Further points that can be emphasized when the experiment is demonstrated later for relativity are:

  1. It is the relative motion that produces the same physical result in both cases A and B, a certain deviation of the galvanometer.
  2. In case A there is only a magnetic field in the classroom, but in case B there is also an electric field in the classroom. It is this electric field that is acting on the elections to cause the galvanometer deflection in case B. In the older texts the force owing to the electric field was called the electromotive force, as in Einstein's quote above.
  3. The demonstration shows the Lorentz transformation of the electromagnetic field in that in a frame moving through a stationary B field, there is also an E field.
  4. The galvanometer deflection is truly a relativistic effect, proportional to v/c. This is most easily seen in the cgs system from Maxwell's equation Grad X E = 1/c dB/dt with dB/dt proportional to v. It is interesting to ask the advanced students why a relativistic effect can easily be seen here even though v/c = 10-8. The reason is the same reason why a current carrying wire produces a measurable magnetic field (also a relativistic effect). The magnetic field of a single electron moving with velocity v is B = e/r3 v/c X r. Here the velocity is the drift velocity of the electrons v = 10-2 cm/sec, but the wire has lots of electrons.
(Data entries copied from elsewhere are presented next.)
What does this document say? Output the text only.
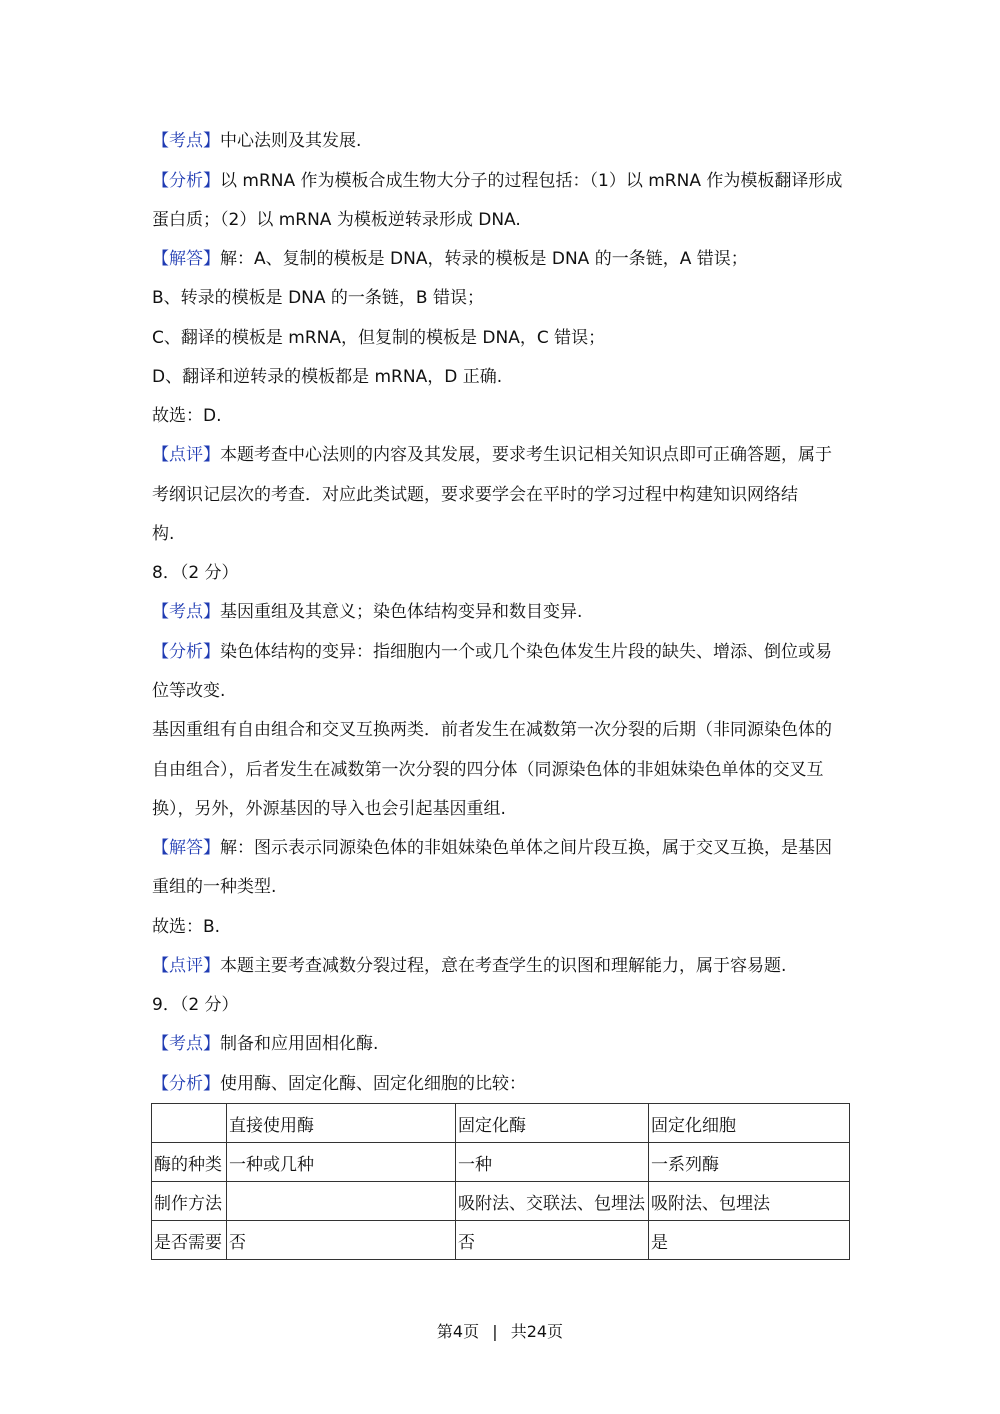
【考点】中心法则及其发展.
【分析】以 mRNA 作为模板合成生物大分子的过程包括：（1）以 mRNA 作为模板翻译形成
蛋白质；（2）以 mRNA 为模板逆转录形成 DNA.
【解答】解：A、复制的模板是 DNA，转录的模板是 DNA 的一条链，A 错误；
B、转录的模板是 DNA 的一条链，B 错误；
C、翻译的模板是 mRNA，但复制的模板是 DNA，C 错误；
D、翻译和逆转录的模板都是 mRNA，D 正确.
故选：D.
【点评】本题考查中心法则的内容及其发展，要求考生识记相关知识点即可正确答题，属于
考纲识记层次的考查．对应此类试题，要求要学会在平时的学习过程中构建知识网络结
构.
8．（2 分）
【考点】基因重组及其意义；染色体结构变异和数目变异.
【分析】染色体结构的变异：指细胞内一个或几个染色体发生片段的缺失、增添、倒位或易
位等改变.
基因重组有自由组合和交叉互换两类．前者发生在减数第一次分裂的后期（非同源染色体的
自由组合），后者发生在减数第一次分裂的四分体（同源染色体的非姐妹染色单体的交叉互
换），另外，外源基因的导入也会引起基因重组.
【解答】解：图示表示同源染色体的非姐妹染色单体之间片段互换，属于交叉互换，是基因
重组的一种类型.
故选：B.
【点评】本题主要考查减数分裂过程，意在考查学生的识图和理解能力，属于容易题.
9．（2 分）
【考点】制备和应用固相化酶.
【分析】使用酶、固定化酶、固定化细胞的比较：
	直接使用酶	固定化酶	固定化细胞
酶的种类	一种或几种	一种	一系列酶
制作方法		吸附法、交联法、包埋法	吸附法、包埋法
是否需要	否	否	是
第4页 | 共24页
The principles of this demonstration as presented in a non-calculus course are summarized on the next page which is available as a transparency from Art.

This demonstration was inspired by section 16.7 of Basic Physics by Kenneth W. Ford (Blaisdell Publishing Co., Waltham, Mass., 1968) The Einstein quote quote at the beginning was from the 1952 meeting honoring the centenary of Michelson's birth as quoted in Introduction to Special Relativity by Robert Resnick (John Wiley and Sons, New York, 1968).

(Art Huffman, AJP 48, 780 (1980))

We see Lucy and Ringo both moving, approaching each other.

Lucy says:

The loop is stationary and the magnet is moving toward it. There is a magnetic field, but it can't produce any force on my electrons since they are stationary within the loop. Instead, the magnetic field is changing, growing stronger as the magnet gets closer, and this changing magnetic field produces an electric field which causes forces on the electrons, and drives them around the loop and produces the current in the galvanometer.

Ringo says:

The magnet is stationary and the loop is moving toward it. The electrons in the loop, since they are moving with the loop, feel a magnetic force, F = - e/c v X B, which drives them around the loop and produces the current in the galvanometer. There is no electric field.

The Conclusion:

Electric and magnetic fields are not invariant entities themselves, but are aspects of a single entity, the electromagnetic field, which manifests itself differently to different moving observers.